Facts of the Case
The facts surround the land dispute between the two parties and it dates back to the year 2012. The petitioner in the case started working on the land property which was in the name of the respondent and which was opposed by the latter. This led to the dispute between the two parties.
The dispute continued for some years wherein after in 2017 the respondent asked the police to register the case against the petitioner for threatening to kill him, under IPC and SC & ST Atrocities Act.
The police refused to register the case after which the respondent filed the petition before the Special Judge constituted under the SC & ST Atrocities Act to ask him to register the case under Section 156(3) of the CrPc to which the special court asked the police to register the case.
The petitioner challenged the order of the special court under section 482 of CrPC that the special judge does not have the power to order the police to register FIR under Section 156(3) of CrPC.
Arguments on Behalf of the Appellant
The Counsel for the petitioner submitted before the Court that under Section 156(3), only the magistrate has the power to initiate the investigation and not the special judge.
Even if the Court has the power under Section 156(3) of the Act, then also the conditions required for fulfilling Section 156(3) have not been fulfilled and therefore as per the SC judgment in Mrs. Priyanka Srivastava & Another v. Union of India & Others, the complaint should be dismissed.
Arguments on Behalf of the Respondent
The counsel for the respondent submitted before the Court that the procedure regarding Section 156(3) complied as the police refused to file the complaint under section 154 of the Code. Moreover, as per Section 14 of the Atrocities Act, the special judge has the jurisdiction to directly deal with the cases.
Observation of the Court
The court took into consideration the apex court judgment in Rattiram & Others v. the State of M.P. Through Inspector of Police & Others, in which it was observed that though the complaint or charge sheet cannot be straight away filed before the special judge, it does not mean that if it is fled the trial shall be vitiated.

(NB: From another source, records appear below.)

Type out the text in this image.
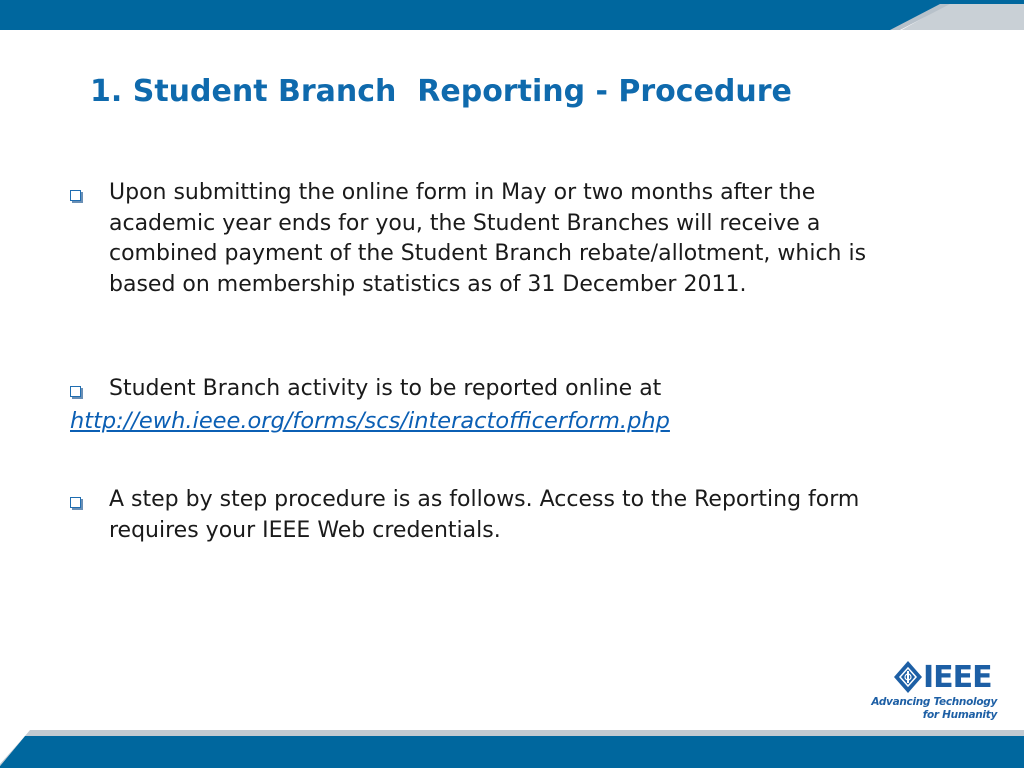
1. Student Branch  Reporting - Procedure

Upon submitting the online form in May or two months after the academic year ends for you, the Student Branches will receive a combined payment of the Student Branch rebate/allotment, which is based on membership statistics as of 31 December 2011.

Student Branch activity is to be reported online at

http://ewh.ieee.org/forms/scs/interactofficerform.php

A step by step procedure is as follows. Access to the Reporting form requires your IEEE Web credentials.

IEEE
Advancing Technology
for Humanity
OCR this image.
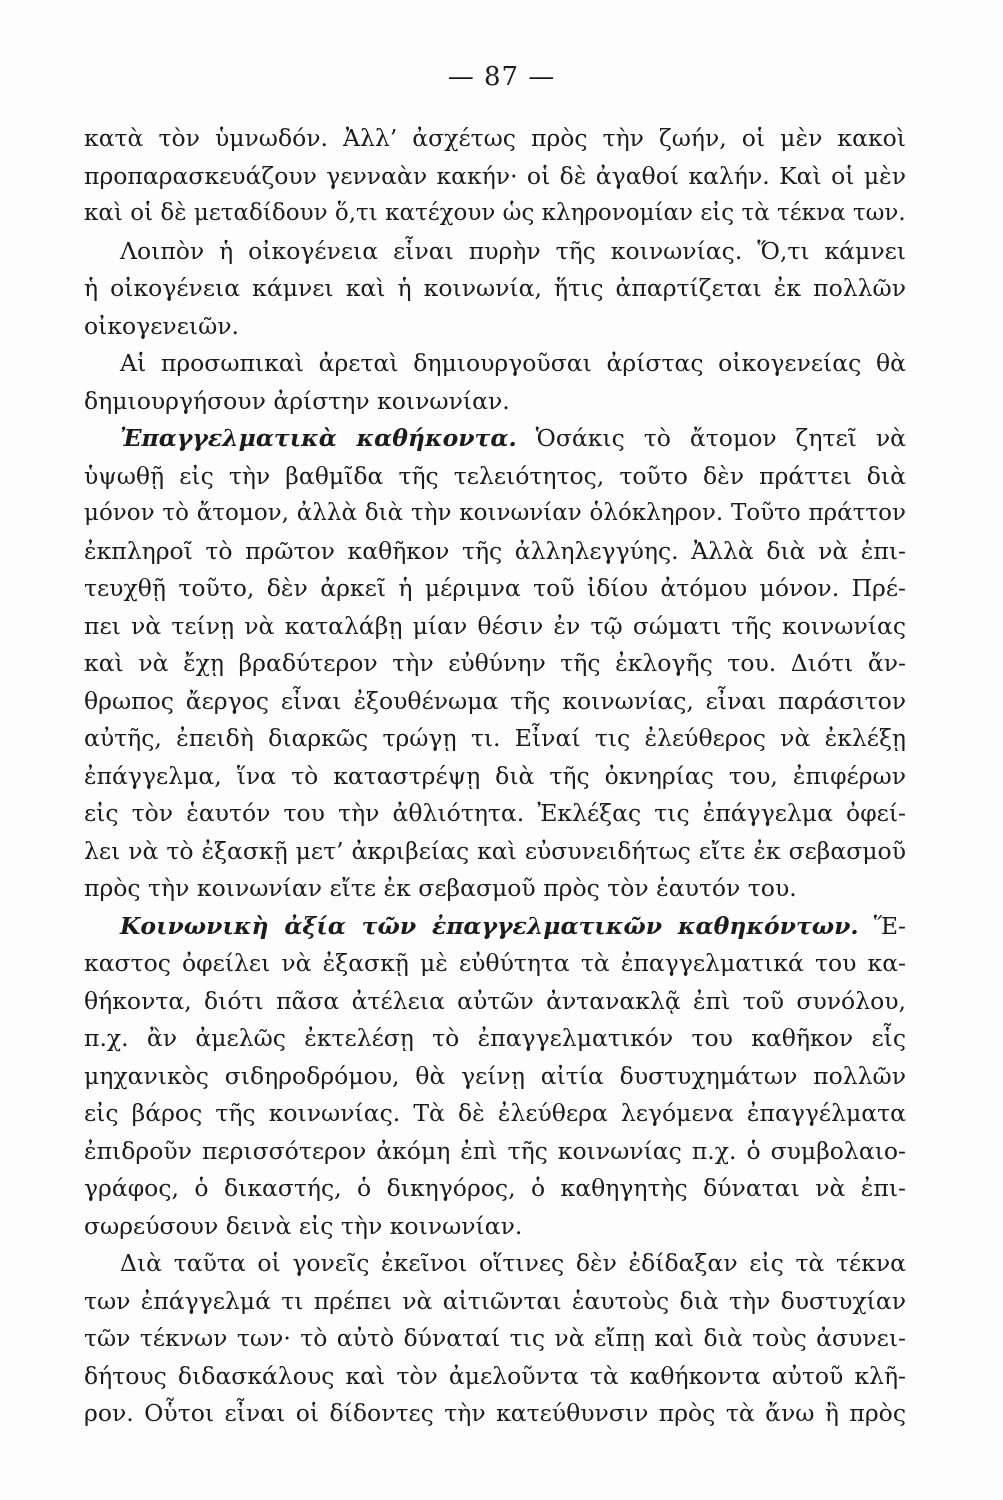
— 87 —
κατὰ τὸν ὑμνωδόν. Ἀλλ’ ἀσχέτως πρὸς τὴν ζωήν, οἱ μὲν κακοὶ
προπαρασκευάζουν γενναὰν κακήν· οἱ δὲ ἀγαθοί καλήν. Καὶ οἱ μὲν
καὶ οἱ δὲ μεταδίδουν ὅ,τι κατέχουν ὡς κληρονομίαν εἰς τὰ τέκνα των.
Λοιπὸν ἡ οἰκογένεια εἶναι πυρὴν τῆς κοινωνίας. Ὅ,τι κάμνει
ἡ οἰκογένεια κάμνει καὶ ἡ κοινωνία, ἥτις ἀπαρτίζεται ἐκ πολλῶν
οἰκογενειῶν.
Αἱ προσωπικαὶ ἀρεταὶ δημιουργοῦσαι ἀρίστας οἰκογενείας θὰ
δημιουργήσουν ἀρίστην κοινωνίαν.
Ἐπαγγελματικὰ καθήκοντα. Ὁσάκις τὸ ἄτομον ζητεῖ νὰ
ὑψωθῇ εἰς τὴν βαθμῖδα τῆς τελειότητος, τοῦτο δὲν πράττει διὰ
μόνον τὸ ἄτομον, ἀλλὰ διὰ τὴν κοινωνίαν ὁλόκληρον. Τοῦτο πράττον
ἐκπληροῖ τὸ πρῶτον καθῆκον τῆς ἀλληλεγγύης. Ἀλλὰ διὰ νὰ ἐπι-
τευχθῇ τοῦτο, δὲν ἀρκεῖ ἡ μέριμνα τοῦ ἰδίου ἀτόμου μόνον. Πρέ-
πει νὰ τείνῃ νὰ καταλάβῃ μίαν θέσιν ἐν τῷ σώματι τῆς κοινωνίας
καὶ νὰ ἔχῃ βραδύτερον τὴν εὐθύνην τῆς ἐκλογῆς του. Διότι ἄν-
θρωπος ἄεργος εἶναι ἐξουθένωμα τῆς κοινωνίας, εἶναι παράσιτον
αὐτῆς, ἐπειδὴ διαρκῶς τρώγῃ τι. Εἶναί τις ἐλεύθερος νὰ ἐκλέξῃ
ἐπάγγελμα, ἵνα τὸ καταστρέψῃ διὰ τῆς ὀκνηρίας του, ἐπιφέρων
εἰς τὸν ἑαυτόν του τὴν ἀθλιότητα. Ἐκλέξας τις ἐπάγγελμα ὀφεί-
λει νὰ τὸ ἐξασκῇ μετ’ ἀκριβείας καὶ εὐσυνειδήτως εἴτε ἐκ σεβασμοῦ
πρὸς τὴν κοινωνίαν εἴτε ἐκ σεβασμοῦ πρὸς τὸν ἑαυτόν του.
Κοινωνικὴ ἀξία τῶν ἐπαγγελματικῶν καθηκόντων. Ἕ-
καστος ὀφείλει νὰ ἐξασκῇ μὲ εὐθύτητα τὰ ἐπαγγελματικά του κα-
θήκοντα, διότι πᾶσα ἀτέλεια αὐτῶν ἀντανακλᾷ ἐπὶ τοῦ συνόλου,
π.χ. ἂν ἀμελῶς ἐκτελέσῃ τὸ ἐπαγγελματικόν του καθῆκον εἷς
μηχανικὸς σιδηροδρόμου, θὰ γείνῃ αἰτία δυστυχημάτων πολλῶν
εἰς βάρος τῆς κοινωνίας. Τὰ δὲ ἐλεύθερα λεγόμενα ἐπαγγέλματα
ἐπιδροῦν περισσότερον ἀκόμη ἐπὶ τῆς κοινωνίας π.χ. ὁ συμβολαιο-
γράφος, ὁ δικαστής, ὁ δικηγόρος, ὁ καθηγητὴς δύναται νὰ ἐπι-
σωρεύσουν δεινὰ εἰς τὴν κοινωνίαν.
Διὰ ταῦτα οἱ γονεῖς ἐκεῖνοι οἵτινες δὲν ἐδίδαξαν εἰς τὰ τέκνα
των ἐπάγγελμά τι πρέπει νὰ αἰτιῶνται ἑαυτοὺς διὰ τὴν δυστυχίαν
τῶν τέκνων των· τὸ αὐτὸ δύναταί τις νὰ εἴπῃ καὶ διὰ τοὺς ἀσυνει-
δήτους διδασκάλους καὶ τὸν ἀμελοῦντα τὰ καθήκοντα αὐτοῦ κλῆ-
ρον. Οὗτοι εἶναι οἱ δίδοντες τὴν κατεύθυνσιν πρὸς τὰ ἄνω ἢ πρὸς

The High Court observed that the special court can directly take cognisance of the offence via Section 14 of the Atrocities Act without any committal of the same by the magistrate. The Court took into consideration the Judgment of Supreme Court in A.R. Antulay v. R..S Nayak, to observe that the special judge has the power to take cognizance of the offense under Section 14 of the Atrocities Act.
The Court observed that in the present issue, there was no compliance of filing the complaint before the police under Section 154 of CrPC and it was merely a letter addressed to the collector.
The Court held that since there was no compliance of Section 154(1) and Section 154(3) of the Code, therefore the order passed by the Special Court under section 156(3) of the Code was without any jurisdiction.